Les députés du groupe radical, républicain, démocrate et progressiste ne sont pas opposés par principe aux ordonnances prévues par l’article 38 de notre Constitution ; ils y sont favorables à condition qu’elles soient clairement délimitées et qu’elles permettent un gain de temps significatif, sur des sujets techniques présentant un caractère d’urgence. En l’occurrence, le secteur du logement présente bel et bien une spécificité, puisqu’une grande partie des normes qui le régissent relèvent du domaine législatif – ce qui explique, d’ailleurs, la longueur exceptionnelle de la discussion des différentes lois portant sur le logement examinées au cours des dernières années.
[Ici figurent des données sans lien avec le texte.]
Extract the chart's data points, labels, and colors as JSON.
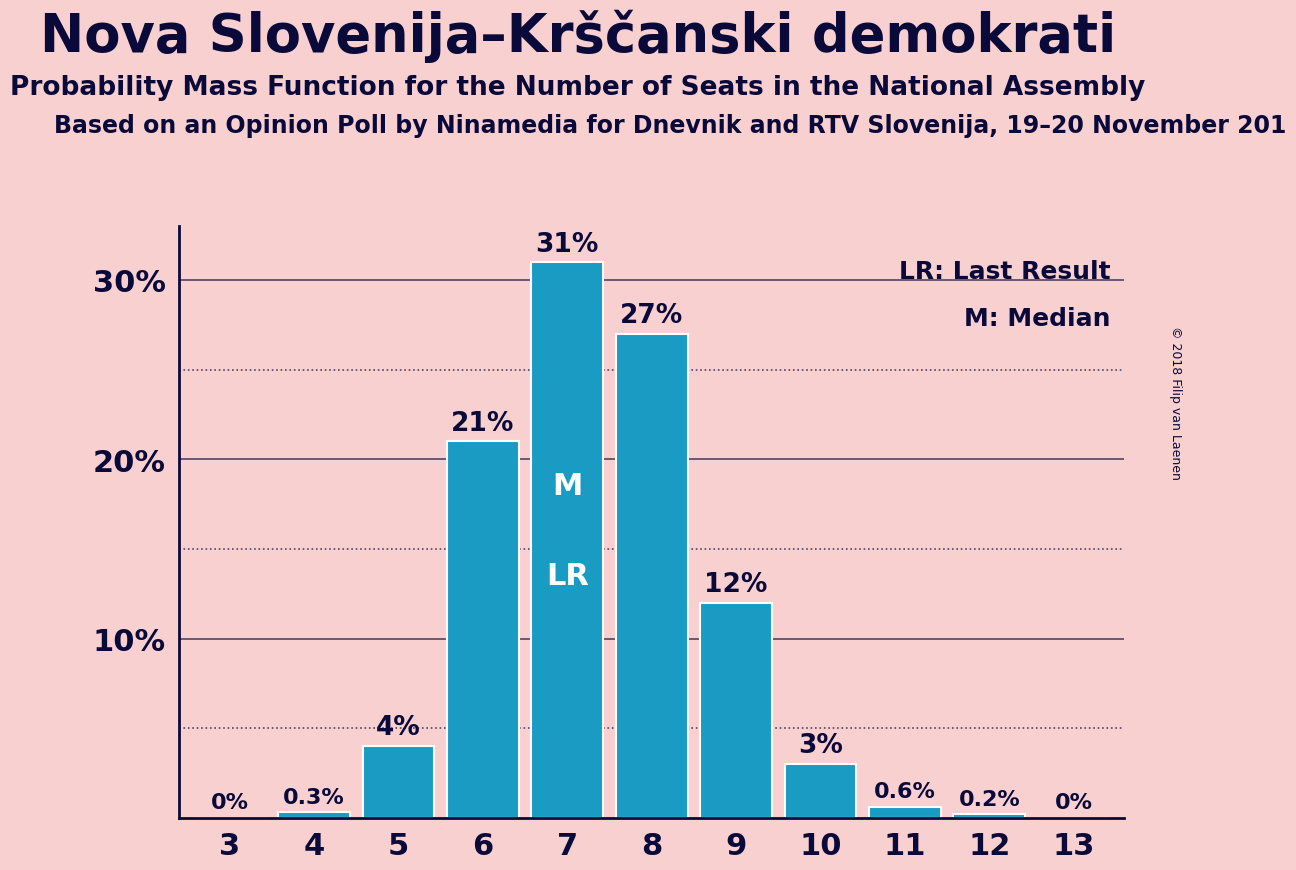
{
  "title": "Nova Slovenija–Krščanski demokrati",
  "subtitle": "Probability Mass Function for the Number of Seats in the National Assembly",
  "subtitle2": "Based on an Opinion Poll by Ninamedia for Dnevnik and RTV Slovenija, 19–20 November 201",
  "copyright": "© 2018 Filip van Laenen",
  "categories": [
    3,
    4,
    5,
    6,
    7,
    8,
    9,
    10,
    11,
    12,
    13
  ],
  "values": [
    0.0,
    0.3,
    4.0,
    21.0,
    31.0,
    27.0,
    12.0,
    3.0,
    0.6,
    0.2,
    0.0
  ],
  "labels": [
    "0%",
    "0.3%",
    "4%",
    "21%",
    "31%",
    "27%",
    "12%",
    "3%",
    "0.6%",
    "0.2%",
    "0%"
  ],
  "bar_color": "#1a9bc4",
  "background_color": "#f9d0d0",
  "bar_edge_color": "white",
  "text_color": "#0a0a3a",
  "median_bar": 7,
  "lr_bar": 7,
  "ylim": [
    0,
    33
  ],
  "solid_lines": [
    10,
    20,
    30
  ],
  "dotted_lines": [
    5,
    15,
    25
  ],
  "ytick_positions": [
    10,
    20,
    30
  ],
  "ytick_labels": [
    "10%",
    "20%",
    "30%"
  ],
  "legend_lr": "LR: Last Result",
  "legend_m": "M: Median",
  "title_fontsize": 38,
  "subtitle_fontsize": 19,
  "subtitle2_fontsize": 17,
  "label_fontsize_large": 19,
  "label_fontsize_small": 16,
  "ml_fontsize": 22
}
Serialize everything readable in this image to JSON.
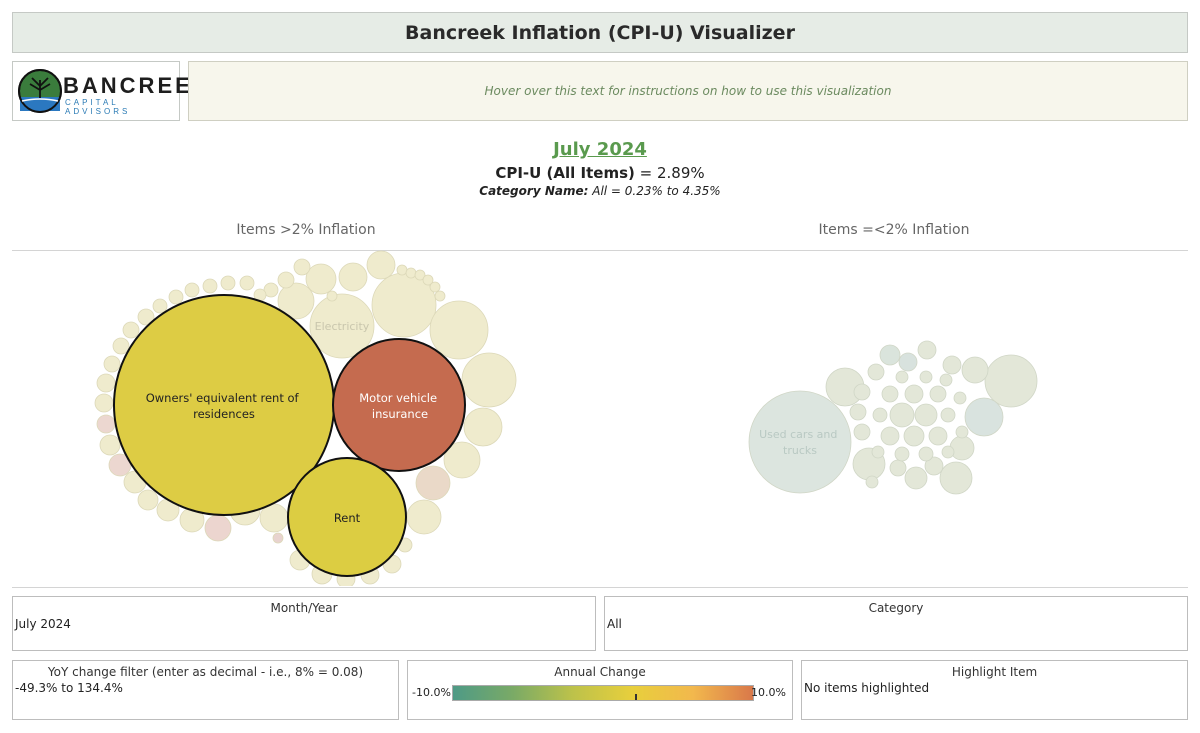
{
  "header": {
    "title": "Bancreek Inflation (CPI-U) Visualizer"
  },
  "logo": {
    "word": "BANCREEK",
    "sub": "CAPITAL ADVISORS"
  },
  "instructions": {
    "text": "Hover over this text for instructions on how to use this visualization"
  },
  "summary": {
    "date": "July 2024",
    "cpi_label": "CPI-U (All Items)",
    "cpi_value": "= 2.89%",
    "category_label": "Category Name:",
    "category_value": "All = 0.23% to 4.35%"
  },
  "sections": {
    "left": "Items >2% Inflation",
    "right": "Items =<2% Inflation"
  },
  "bubbles_labels": {
    "oer": [
      "Owners' equivalent rent of",
      "residences"
    ],
    "motor": [
      "Motor vehicle",
      "insurance"
    ],
    "rent": [
      "Rent"
    ],
    "electricity": [
      "Electricity"
    ],
    "used_cars": [
      "Used cars and",
      "trucks"
    ]
  },
  "colors": {
    "oer": "#ddcc44",
    "motor": "#c56b4f",
    "rent": "#dccd42",
    "faded_left": "#efebcd",
    "faded_right": "#e3e7d8",
    "used_cars": "#dce5df"
  },
  "filters": {
    "month_year": {
      "title": "Month/Year",
      "value": "July 2024"
    },
    "category": {
      "title": "Category",
      "value": "All"
    },
    "yoy": {
      "title": "YoY change filter (enter as decimal - i.e., 8% = 0.08)",
      "value": "-49.3% to 134.4%"
    },
    "annual_change": {
      "title": "Annual Change",
      "min": "-10.0%",
      "max": "10.0%"
    },
    "highlight": {
      "title": "Highlight Item",
      "value": "No items highlighted"
    }
  }
}
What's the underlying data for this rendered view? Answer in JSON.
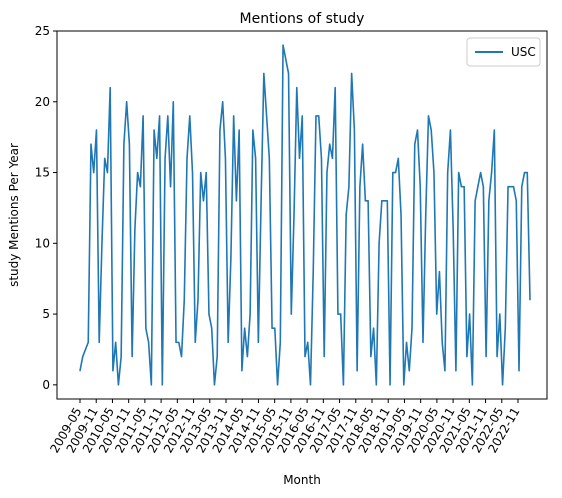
{
  "chart_data": {
    "type": "line",
    "title": "Mentions of study",
    "xlabel": "Month",
    "ylabel": "study Mentions Per Year",
    "ylim": [
      -1,
      25
    ],
    "yticks": [
      0,
      5,
      10,
      15,
      20,
      25
    ],
    "grid": false,
    "legend_position": "top-right",
    "color": "#1f77b4",
    "x_tick_labels": [
      "2009-05",
      "2009-11",
      "2010-05",
      "2010-11",
      "2011-05",
      "2011-11",
      "2012-05",
      "2012-11",
      "2013-05",
      "2013-11",
      "2014-05",
      "2014-11",
      "2015-05",
      "2015-11",
      "2016-05",
      "2016-11",
      "2017-05",
      "2017-11",
      "2018-05",
      "2018-11",
      "2019-05",
      "2019-11",
      "2020-05",
      "2020-11",
      "2021-05",
      "2021-11",
      "2022-05",
      "2022-11"
    ],
    "series": [
      {
        "name": "USC",
        "values": [
          1,
          2,
          2.5,
          3,
          17,
          15,
          18,
          3,
          10,
          16,
          15,
          21,
          1,
          3,
          0,
          2,
          17,
          20,
          17,
          2,
          11,
          15,
          14,
          19,
          4,
          3,
          0,
          18,
          16,
          19,
          0,
          16,
          19,
          14,
          20,
          3,
          3,
          2,
          6,
          16,
          19,
          15,
          3,
          6,
          15,
          13,
          15,
          5,
          4,
          0,
          2,
          18,
          20,
          16,
          3,
          9,
          19,
          13,
          18,
          1,
          4,
          2,
          5,
          18,
          16,
          3,
          13,
          22,
          19,
          16,
          4,
          4,
          0,
          3,
          24,
          23,
          22,
          5,
          12,
          21,
          16,
          19,
          2,
          3,
          0,
          8,
          19,
          19,
          16,
          2,
          15,
          17,
          16,
          21,
          5,
          5,
          0,
          12,
          14,
          22,
          18,
          1,
          14,
          17,
          13,
          13,
          2,
          4,
          0,
          10,
          13,
          13,
          13,
          0,
          15,
          15,
          16,
          12,
          0,
          3,
          1,
          4,
          17,
          18,
          14,
          3,
          12,
          19,
          18,
          15,
          5,
          8,
          3,
          1,
          15,
          18,
          11,
          1,
          15,
          14,
          14,
          2,
          5,
          0,
          13,
          14,
          15,
          14,
          2,
          13,
          15,
          18,
          2,
          5,
          0,
          4,
          14,
          14,
          14,
          13,
          1,
          14,
          15,
          15,
          6
        ]
      }
    ]
  }
}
Ce projet de loi vise à moderniser ce que l’on a coutume d’appeler le « 1 % logement », c’est-à-dire l’obligation pour les entreprises, depuis 1963, de participer aux dépenses consacrées au logement de leurs salariés. C’est ce que l’on appelle la PEEC, c’est-à-dire la participation des employeurs à l’effort de construction. Il s’agit d’un élément majeur de la politique du logement en France, une forme de solidarité indispensable pour réduire la pénurie de logement et le mal-logement.
La somme totale pour les entreprises qui choisissent de verser leur dû à un collecteur agrée s’élève à 4 milliards d’euros – ce sont les ressources d’Action logement pour l’année 2015. Toutefois, en dépit d’un effort significatif de simplification et de rationalisation, commencé en 2009, l’organisation et l’efficience d’Action logement sont régulièrement critiquées.
La loi ALUR de mars 2014 a amplifié le phénomène de réorganisation, mais la structure reste perfectible ; il devenait nécessaire de l’améliorer pour optimiser l’utilisation des ressources et pour assurer les engagements figurant dans la convention quinquennale prévue par la loi ALUR. Ainsi, au début du mois d’avril 2015, un travail de concertation utile et fécond a commencé entre la ministre du logement, qui était alors Sylvia Pinel, les parlementaires spécialistes de ces questions et les partenaires sociaux, pour réformer plus efficacement le réseau collectant et distribuant la participation des entreprises.
Après plusieurs mois d’un travail constructif, une belle réforme a abouti grâce à la bonne volonté et à l’habileté de la ministre et des partenaires sociaux. Cette réforme urgente était attendue depuis longtemps. Dans ses grandes lignes, elle sera traduite dans la loi au moyen du présent projet de loi d’habilitation. Nous avions d’ailleurs déjà adopté ces dispositions habilitant le Gouvernement à légiférer par ordonnances, dans le cadre de la loi relative au dialogue social et à l’emploi, dite « loi Rebsamen », mais le Conseil constitutionnel avait censuré cette habilitation au motif qu’il s’agissait d’un cavalier législatif.
Nous ne cachons pas que l’accroissement récent du recours aux ordonnances, qui est parfois presque systématique, peut être embarrassant. Prosper Weil, professeur de droit public, critiquait légitimement l’abus de cette procédure qui prolonge la pratique tant décriée des décrets-lois des IIIe et IVe Républiques. En 2004, il nuançait son propos, et considérait que le contenu, le périmètre et le nombre des ordonnances avaient tendance à se réduire comme peau de chagrin.
Pourtant, depuis 2004, un mouvement inverse a eu lieu. En quinze ans, on compte plus de 300 ordonnances, soit plus de deux fois le nombre d’ordonnances recensées au cours des vingt années précédentes, de 1984 à 2003. La nécessité d’agir vite, la complexification de nos sociétés occidentales et surtout l’encombrement de l’agenda parlementaire : il existe de bonnes raisons pour expliquer cette inflation.
Le débat d’aujourd’hui nous donne l’occasion de répéter que les députés du groupe RRDP tiennent au renforcement de la concertation avec le Parlement, en amont comme en aval de l’examen du texte. Nous sommes très attachés à la légitimité de la représentation nationale ; nous soutenons l’idée d’une amélioration du suivi de l’habilitation avec une information régulière de l’état d’avancement des travaux du Gouvernement.
Madame la ministre, ce projet de loi est le premier que vous défendez dans notre hémicycle. À cette occasion, permettez-moi, au nom des députés du groupe RRDP, de vous féliciter pour votre nomination au Gouvernement.